As I have explained in the README file of
DIYDodecad,
it is possible to use the software to create and distribute new calculators, based on different marker sets/ancestral populations.
(The following discussion will only be useful to other genome bloggers, or people who have experience with ADMIXTURE software).
Currently, DIYDodecad is distributed together with the 'dv3' calculator ("Dodecad v3"). This consists of a set of files:
dv3.par (The parameter file that tells DIYDodecad what to expect and what to do)
dv3.alleles (Allele names and variants)
dv3.12.F (Allele frequencies for 12 ancestral populations)
dv3.txt (Names for 12 ancestral populations)
I will now explain how you can use PLINK and ADMIXTURE to create your own calculator.
(1) Running ADMIXTURE
In the following discussion, I will assume that you have your dataset in binary PLINK format (bed/bim/fam files), that it has 123,456 markers, and you run ADMIXTURE regularly for 7 populations, e.g.:
./admixture test.bed 7
CAVEAT! The 123,456 markers must be included in the commercial platform you are targeting your calculator for. So, before you run ADMIXTURE, you must make sure that test.bed includes only markers for your chosen platform (e.g., 23andMe v3). I will assume that you have the list of markers from your commercial platform in a file (one per line), e.g., 23andMeV3.txt. You must then first do:
./plink --bfile test --extract 23andMeV3.txt --make-bed --out test
You can repeat this with other commercial marker sets, so that in the end your "test" dataset on which you run ADMIXTURE only has commercially available markers that your targeted audience will possess in their genotype files.

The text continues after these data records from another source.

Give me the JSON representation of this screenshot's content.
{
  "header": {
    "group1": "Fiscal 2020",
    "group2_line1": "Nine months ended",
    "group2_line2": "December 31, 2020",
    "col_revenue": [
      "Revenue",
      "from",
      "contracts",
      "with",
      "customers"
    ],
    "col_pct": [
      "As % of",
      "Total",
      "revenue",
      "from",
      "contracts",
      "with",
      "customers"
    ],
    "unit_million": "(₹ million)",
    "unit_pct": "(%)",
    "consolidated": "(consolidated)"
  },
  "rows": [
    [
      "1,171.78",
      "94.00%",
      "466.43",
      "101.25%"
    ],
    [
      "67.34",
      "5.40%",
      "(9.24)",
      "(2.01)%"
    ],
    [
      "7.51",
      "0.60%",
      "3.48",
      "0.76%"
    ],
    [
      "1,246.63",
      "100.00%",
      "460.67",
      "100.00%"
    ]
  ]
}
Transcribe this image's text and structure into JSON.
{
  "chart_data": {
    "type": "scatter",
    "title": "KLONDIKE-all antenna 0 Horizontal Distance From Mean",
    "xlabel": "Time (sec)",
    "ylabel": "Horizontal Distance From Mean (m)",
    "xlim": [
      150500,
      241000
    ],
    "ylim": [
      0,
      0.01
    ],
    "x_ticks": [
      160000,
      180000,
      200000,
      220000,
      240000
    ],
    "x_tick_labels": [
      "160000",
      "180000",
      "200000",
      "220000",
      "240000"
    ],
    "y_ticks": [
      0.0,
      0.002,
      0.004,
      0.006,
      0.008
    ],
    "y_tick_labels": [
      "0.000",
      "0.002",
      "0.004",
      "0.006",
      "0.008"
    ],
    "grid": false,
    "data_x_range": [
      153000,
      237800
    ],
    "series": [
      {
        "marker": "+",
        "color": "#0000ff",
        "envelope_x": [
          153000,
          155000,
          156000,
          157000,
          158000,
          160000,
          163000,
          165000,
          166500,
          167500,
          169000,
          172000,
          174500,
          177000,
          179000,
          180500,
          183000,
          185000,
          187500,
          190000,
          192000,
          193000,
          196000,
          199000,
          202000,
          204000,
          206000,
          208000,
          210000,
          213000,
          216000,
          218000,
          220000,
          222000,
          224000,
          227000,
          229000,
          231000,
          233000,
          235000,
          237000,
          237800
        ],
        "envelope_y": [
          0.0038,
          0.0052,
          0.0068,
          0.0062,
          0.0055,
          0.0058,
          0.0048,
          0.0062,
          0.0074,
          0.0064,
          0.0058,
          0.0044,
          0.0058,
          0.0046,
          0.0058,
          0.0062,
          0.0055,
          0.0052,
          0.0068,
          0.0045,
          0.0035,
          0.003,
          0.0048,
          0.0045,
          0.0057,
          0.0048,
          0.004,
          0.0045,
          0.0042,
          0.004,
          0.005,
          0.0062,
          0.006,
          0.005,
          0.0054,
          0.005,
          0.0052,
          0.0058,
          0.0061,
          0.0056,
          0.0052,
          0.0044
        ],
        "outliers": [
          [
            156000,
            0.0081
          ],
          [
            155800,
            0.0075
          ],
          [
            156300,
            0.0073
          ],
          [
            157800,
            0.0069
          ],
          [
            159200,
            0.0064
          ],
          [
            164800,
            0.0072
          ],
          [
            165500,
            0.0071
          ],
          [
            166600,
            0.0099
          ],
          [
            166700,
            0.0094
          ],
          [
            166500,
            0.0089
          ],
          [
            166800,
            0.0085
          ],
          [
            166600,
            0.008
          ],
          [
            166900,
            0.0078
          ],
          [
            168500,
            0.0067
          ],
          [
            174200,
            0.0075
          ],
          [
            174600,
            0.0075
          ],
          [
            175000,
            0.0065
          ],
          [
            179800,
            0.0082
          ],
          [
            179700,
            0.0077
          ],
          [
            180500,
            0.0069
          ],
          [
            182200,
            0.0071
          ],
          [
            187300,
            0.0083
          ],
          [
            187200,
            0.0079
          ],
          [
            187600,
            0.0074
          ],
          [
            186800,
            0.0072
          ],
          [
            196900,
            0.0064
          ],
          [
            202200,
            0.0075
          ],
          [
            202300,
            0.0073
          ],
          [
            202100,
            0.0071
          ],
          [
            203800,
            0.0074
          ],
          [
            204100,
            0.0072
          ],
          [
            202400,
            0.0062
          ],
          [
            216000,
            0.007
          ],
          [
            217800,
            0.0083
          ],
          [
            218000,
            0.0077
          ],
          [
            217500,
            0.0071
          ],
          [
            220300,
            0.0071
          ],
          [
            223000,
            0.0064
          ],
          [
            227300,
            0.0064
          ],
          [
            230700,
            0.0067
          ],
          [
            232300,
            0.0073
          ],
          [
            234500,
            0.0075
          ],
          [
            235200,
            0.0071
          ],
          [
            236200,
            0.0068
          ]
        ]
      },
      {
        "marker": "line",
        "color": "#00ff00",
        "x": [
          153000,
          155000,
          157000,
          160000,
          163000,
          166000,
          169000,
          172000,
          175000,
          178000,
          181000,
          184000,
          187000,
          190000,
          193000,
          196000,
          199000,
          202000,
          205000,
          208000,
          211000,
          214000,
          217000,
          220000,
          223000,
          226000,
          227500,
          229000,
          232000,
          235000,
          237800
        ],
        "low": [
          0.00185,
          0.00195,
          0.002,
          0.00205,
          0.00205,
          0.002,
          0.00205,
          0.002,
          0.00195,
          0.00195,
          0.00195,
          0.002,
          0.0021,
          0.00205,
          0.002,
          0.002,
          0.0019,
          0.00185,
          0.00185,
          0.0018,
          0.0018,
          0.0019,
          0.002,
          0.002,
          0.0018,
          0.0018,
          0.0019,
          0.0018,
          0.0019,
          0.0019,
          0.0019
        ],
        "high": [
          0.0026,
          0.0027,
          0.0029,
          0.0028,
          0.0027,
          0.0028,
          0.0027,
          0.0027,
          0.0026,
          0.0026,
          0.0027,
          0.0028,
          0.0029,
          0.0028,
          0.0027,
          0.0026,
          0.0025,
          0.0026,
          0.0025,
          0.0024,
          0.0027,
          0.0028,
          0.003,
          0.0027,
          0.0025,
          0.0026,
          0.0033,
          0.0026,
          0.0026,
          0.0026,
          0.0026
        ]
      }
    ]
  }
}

Actually, my main personal working sequence is to:
- Merge (--merge-list) all reference datasets in PLINK with a --geno flag
- Extract (--extract) commercial markers that form the intersection of 23andMe v3/v3 and Family Finder (Illumina)
- Do linkage-disequilibrium based pruning (--indep-pairwise)
- Finally run ADMIXTURE
It's better to do LD-based pruning after commercial marker pruning, since doing it in reverse may disrupt the physical spacing of the markers identified by --indep-pairwise.
After ADMIXTURE finishes its run, it will output a file called test.7.P; this is the allele frequencies file that you will use for your calculator, but you have to modify the order of the alleles! We will do this later.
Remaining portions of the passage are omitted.